En 2006, les personnages cosmiques de Marvel étaient un cimetière. Nova, Star-Lord, Drax, Gamora et Rocket Raccoon étaient tous commercialement morts, et l'éditeur les a confiés à Dan Abnett et Andy Lanning surtout parce que personne d'autre n'en voulait.
Précision utile : on parle d'omnibus VO, les éditions américaines en anglais, pas des rééditions traduites publiées en France.
Ce qui en est sorti est l'un des exemples les plus nets de ces étagères d'un run bâti entièrement sur le métier plutôt que sur des personnages déjà aimés, et cela a fini par définir une décennie de cinéma.
Ce qui définit son écriture
De la science-fiction militaire, pas de la fantasy spatiale. Il écrit le conflit cosmique avec sa logistique : lignes de ravitaillement, chaînes de commandement, bilans de pertes, fronts qui s'effondrent. C'est plus proche du roman de guerre que du comic de super-héros, et c'est pourquoi les enjeux paraissent réels.

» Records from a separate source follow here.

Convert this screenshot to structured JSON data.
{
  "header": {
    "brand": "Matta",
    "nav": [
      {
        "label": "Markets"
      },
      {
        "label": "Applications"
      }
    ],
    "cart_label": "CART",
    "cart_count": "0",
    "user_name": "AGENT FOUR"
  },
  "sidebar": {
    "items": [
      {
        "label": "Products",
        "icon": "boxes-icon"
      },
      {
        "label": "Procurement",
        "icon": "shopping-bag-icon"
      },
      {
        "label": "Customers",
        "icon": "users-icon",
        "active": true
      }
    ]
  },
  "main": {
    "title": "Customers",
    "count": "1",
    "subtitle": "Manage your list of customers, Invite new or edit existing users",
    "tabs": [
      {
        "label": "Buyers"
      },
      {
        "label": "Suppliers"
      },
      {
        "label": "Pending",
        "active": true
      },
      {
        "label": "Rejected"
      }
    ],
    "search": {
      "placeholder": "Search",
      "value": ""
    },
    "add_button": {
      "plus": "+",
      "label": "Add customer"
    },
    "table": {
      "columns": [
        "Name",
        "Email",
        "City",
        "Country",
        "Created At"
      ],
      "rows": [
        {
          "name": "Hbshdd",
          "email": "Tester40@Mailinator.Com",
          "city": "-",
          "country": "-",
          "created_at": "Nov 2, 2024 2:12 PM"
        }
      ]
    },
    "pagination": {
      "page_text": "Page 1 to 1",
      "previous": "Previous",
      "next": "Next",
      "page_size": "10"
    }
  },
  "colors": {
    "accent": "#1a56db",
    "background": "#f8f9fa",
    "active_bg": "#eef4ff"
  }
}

Des équipes qui se disputent. Ses groupes sont faits de gens qui ne s'apprécient pas et travaillent ensemble malgré tout. Le ton qui a fait marcher les films des Gardiens — la compétence minée par les chamailleries — est le sien, mot pour mot.
Des conséquences qui passent d'un livre à l'autre. Sa saga cosmique est un seul récit continu sur plusieurs séries, et ce qui arrive dans l'une atterrit dans la suivante. C'est inhabituel, et c'est pourquoi ces omnibus récompensent la lecture dans l'ordre.
L'efficacité. C'est un auteur rapide et dense. Il n'y a presque pas de décompression ici : les scènes font leur travail et s'arrêtent, et un seul épisode contient souvent plus d'intrigue qu'un arc moderne entier.
La saga cosmique, dans l'ordre
Annihilation Omnibus est le point de départ : une invasion venue de la Zone Négative qui tue une part substantielle du versant cosmique de l'univers Marvel et laisse les survivants organiser une défense. C'est le livre qui a prouvé que ce matériel pouvait porter un ton sérieux.
Annihilation Conquest Omnibus en est la suite et l'origine directe des Gardiens modernes : c'est là que l'équipe se forme, pour des raisons que le récit justifie réellement.
Guardians of the Galaxy by Abnett & Lanning Omnibus et Guardians of the Galaxy: Tomorrow's Heroes Omnibus réunissent le run lui-même. Si vous connaissez ces personnages par les films, voici la source, et la ressemblance est bien plus étroite que dans la plupart des rapports film-comic.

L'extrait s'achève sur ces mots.